Undefined behaviour is undefined.

However, on x86-64 System-V ABI it is well-known that arguments are not passed on stack but in registers. Floating point variables are passed in floating-point registers, and integers are passed in general-purpose registers. There is no parameter store on stack, so the width of the arguments does not matter. Since you never passed any integer in the variable argument part, the general purpose register corresponding to the first argument will contain whatever garbage it had from before.

This program will show how the floating point values and integers are passed separately:

#include <stdio.h>

int main() {
    fprintf(stdout, "%.*f\n", 42, 0.0);
    fprintf(stdout, "%.*f\n", 0.0, 42);
}

Compiled on x86-64, GCC + Glibc, both printfs will produce the same output:

0.000000000000000000000000000000000000000000
0.000000000000000000000000000000000000000000

Answer 4

This is undefined behaviour in the standard. It means "anything is fair game" because you're doing wrong things.

The worst part is that most certainly any compiler will warn you, but you have ignored the warning. Putting some kind of validation other than the compiler will incurr in a cost that everybody will pay just so you can do what's wrong.

That's the opposite of what C and C++ stand for: you pay for what you use.

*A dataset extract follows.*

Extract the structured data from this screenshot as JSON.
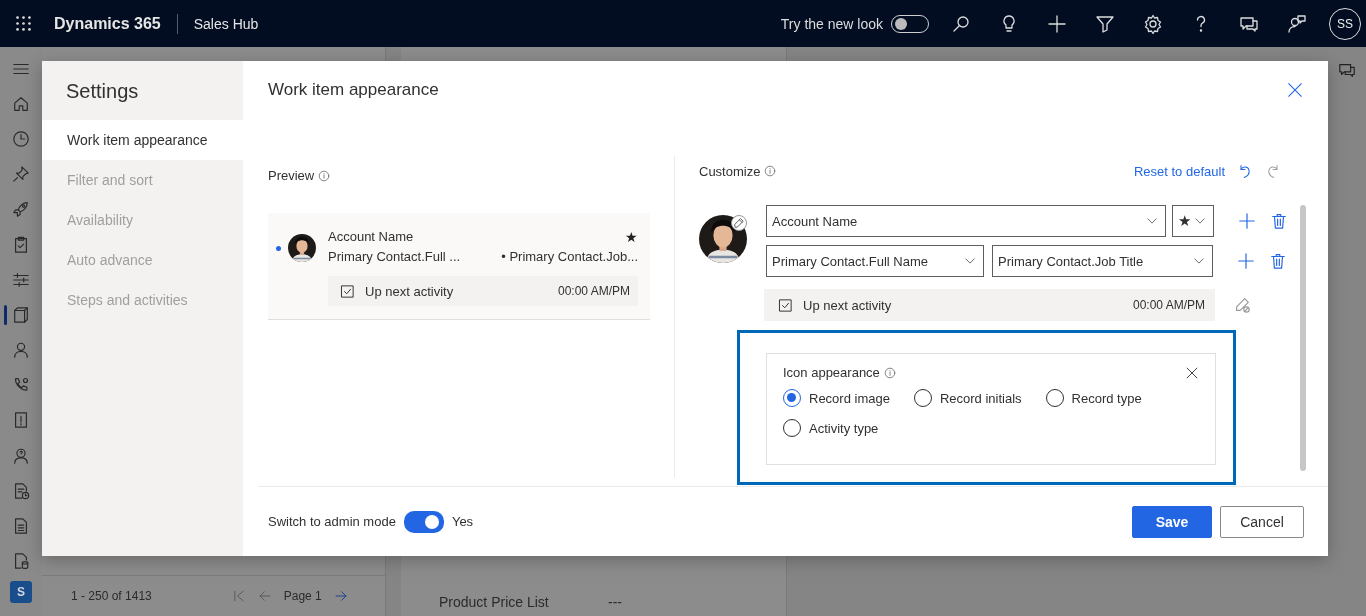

If you want to pay the cost, it's up to you to do the checking.

What's really happening depends on the ABI, compiler and architecture. It's undefined behaviour because the language gives the implementer the freedom to do what's better on every machine (meaning, sometimes faster code, sometimes shorter code).

As an example, when you call a function on the machine, it just means that you're instructing the microprocessor to go to a certain code location.

In some made up assembly and ABI, then, printf("%.*f", 5, 1); will translate into something like

mov A, STR_F ; // load into register A the 32 bit address of the string "%.*f"
mov B, 5 ; // load second 32 bit parameter into B 
mov F0, 1.0 ; // load first floating point parameter into register F0
call printf ; // call the function

Now, if you miss some parameter, in this case B, it will take any value that was there before.

The thing with functions like printf is that they allow anything in their parameter list (it's printf(const char*, ...), so anything is valid). That's why you shouldn't use printf on C++: you have better alternatives, like streams. printf avoids the checkings of the compiler. streams are better aware of types and are extensible to your own types. Also, that's why your code should compile without warnings.